Following the 1972 Stockholm Conference, the international environmental system was characterized by multilateralism, culminating in the Rio Conference in 1992. The system based on multilateral environmental agreements (MEA), which has developed over the last thirty years, appears to be blocked, making it inefficient and leaving it open to challenges regarding its legitimacy. A range of solutions was proposed, the disparity of which being largely due to the different objectives pursued by countries and non-state actors.
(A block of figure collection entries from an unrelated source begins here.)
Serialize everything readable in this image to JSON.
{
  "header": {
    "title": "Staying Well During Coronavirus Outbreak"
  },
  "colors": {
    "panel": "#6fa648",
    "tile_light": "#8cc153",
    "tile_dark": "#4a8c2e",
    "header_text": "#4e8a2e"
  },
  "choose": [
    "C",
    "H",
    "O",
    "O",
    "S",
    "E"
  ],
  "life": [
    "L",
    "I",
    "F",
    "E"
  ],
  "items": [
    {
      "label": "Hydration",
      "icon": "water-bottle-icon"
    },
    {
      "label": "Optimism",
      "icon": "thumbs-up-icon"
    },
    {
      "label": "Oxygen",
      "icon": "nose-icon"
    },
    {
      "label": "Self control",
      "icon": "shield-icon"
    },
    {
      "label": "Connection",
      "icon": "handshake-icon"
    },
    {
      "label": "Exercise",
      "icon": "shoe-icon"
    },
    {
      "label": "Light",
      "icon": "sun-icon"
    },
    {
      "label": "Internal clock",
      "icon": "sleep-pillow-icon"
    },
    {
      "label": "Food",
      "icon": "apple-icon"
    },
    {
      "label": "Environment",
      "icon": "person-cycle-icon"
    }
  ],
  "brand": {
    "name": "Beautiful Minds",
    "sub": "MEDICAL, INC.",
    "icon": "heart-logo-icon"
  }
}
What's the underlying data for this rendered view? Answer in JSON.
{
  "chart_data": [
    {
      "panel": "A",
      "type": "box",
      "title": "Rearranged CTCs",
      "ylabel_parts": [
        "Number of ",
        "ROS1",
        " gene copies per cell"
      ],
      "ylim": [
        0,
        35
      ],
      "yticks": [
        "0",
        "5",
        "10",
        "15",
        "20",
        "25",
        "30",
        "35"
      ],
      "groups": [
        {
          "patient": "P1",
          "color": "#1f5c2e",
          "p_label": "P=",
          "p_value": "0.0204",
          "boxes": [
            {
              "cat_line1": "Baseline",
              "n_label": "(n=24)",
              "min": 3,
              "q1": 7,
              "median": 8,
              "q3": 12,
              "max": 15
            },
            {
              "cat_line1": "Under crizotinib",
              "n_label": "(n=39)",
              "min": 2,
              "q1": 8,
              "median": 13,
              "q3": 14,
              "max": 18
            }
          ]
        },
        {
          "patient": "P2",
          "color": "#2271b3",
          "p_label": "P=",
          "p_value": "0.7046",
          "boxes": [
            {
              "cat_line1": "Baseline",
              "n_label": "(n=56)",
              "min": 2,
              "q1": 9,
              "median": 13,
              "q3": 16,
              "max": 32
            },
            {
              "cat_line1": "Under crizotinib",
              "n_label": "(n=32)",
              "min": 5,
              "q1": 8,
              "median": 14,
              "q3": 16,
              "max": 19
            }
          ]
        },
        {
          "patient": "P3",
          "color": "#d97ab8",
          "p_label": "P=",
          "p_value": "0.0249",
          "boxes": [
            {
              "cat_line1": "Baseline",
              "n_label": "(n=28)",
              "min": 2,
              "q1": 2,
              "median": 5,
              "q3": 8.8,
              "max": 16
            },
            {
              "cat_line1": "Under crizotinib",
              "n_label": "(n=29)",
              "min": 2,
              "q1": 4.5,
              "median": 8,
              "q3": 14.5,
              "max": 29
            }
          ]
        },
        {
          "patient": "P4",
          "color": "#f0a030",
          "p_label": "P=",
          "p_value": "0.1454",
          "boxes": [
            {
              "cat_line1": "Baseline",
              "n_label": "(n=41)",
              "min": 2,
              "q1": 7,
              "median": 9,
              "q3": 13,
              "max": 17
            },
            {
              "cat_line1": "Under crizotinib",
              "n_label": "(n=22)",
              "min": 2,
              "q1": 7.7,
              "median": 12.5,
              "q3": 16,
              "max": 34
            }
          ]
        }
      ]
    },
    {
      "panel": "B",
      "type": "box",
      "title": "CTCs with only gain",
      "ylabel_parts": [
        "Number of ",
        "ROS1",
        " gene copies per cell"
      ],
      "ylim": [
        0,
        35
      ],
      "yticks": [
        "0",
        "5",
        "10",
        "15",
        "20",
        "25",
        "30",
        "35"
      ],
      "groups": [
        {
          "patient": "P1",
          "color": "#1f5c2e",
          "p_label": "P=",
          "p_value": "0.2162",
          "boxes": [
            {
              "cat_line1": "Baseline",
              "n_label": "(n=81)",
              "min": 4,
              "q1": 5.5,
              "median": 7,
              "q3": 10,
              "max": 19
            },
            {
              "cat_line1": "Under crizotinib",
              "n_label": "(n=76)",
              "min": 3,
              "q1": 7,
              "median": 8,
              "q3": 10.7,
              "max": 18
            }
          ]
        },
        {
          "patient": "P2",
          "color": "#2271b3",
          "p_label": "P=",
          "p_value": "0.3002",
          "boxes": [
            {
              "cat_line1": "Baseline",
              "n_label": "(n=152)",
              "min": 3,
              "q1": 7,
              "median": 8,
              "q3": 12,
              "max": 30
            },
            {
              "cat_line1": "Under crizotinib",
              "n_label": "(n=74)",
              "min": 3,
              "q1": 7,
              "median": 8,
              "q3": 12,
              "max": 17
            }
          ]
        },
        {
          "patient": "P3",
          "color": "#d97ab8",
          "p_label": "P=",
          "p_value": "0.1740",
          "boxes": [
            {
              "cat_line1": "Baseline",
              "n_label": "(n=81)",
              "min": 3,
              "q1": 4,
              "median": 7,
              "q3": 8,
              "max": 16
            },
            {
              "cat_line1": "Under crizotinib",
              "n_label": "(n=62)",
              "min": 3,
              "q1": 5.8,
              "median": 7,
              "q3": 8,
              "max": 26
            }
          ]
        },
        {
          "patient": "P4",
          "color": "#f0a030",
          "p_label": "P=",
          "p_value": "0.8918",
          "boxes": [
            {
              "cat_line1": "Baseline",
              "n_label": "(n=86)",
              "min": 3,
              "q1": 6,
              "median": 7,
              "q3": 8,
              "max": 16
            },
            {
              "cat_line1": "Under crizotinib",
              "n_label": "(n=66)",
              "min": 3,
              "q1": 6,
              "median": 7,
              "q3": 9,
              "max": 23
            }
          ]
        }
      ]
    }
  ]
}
Thus, the United States favours a national approach in the name of their sovereignty; the least developed countries are more concerned about the impacts of the implementation of the agreements and the related transfers; emerging countries are concerned about sharing responsibilities and costs and are challenging the rules, without always proposing new ones; and finally, the European Union favours a multilateral approach based on coordination through regulation. As for non-state actors, they engage in norm-development and cooperation processes based on a voluntary approach and the decentralization of responsibilities. Which regimes can enable the reconciliation of these divergent visions?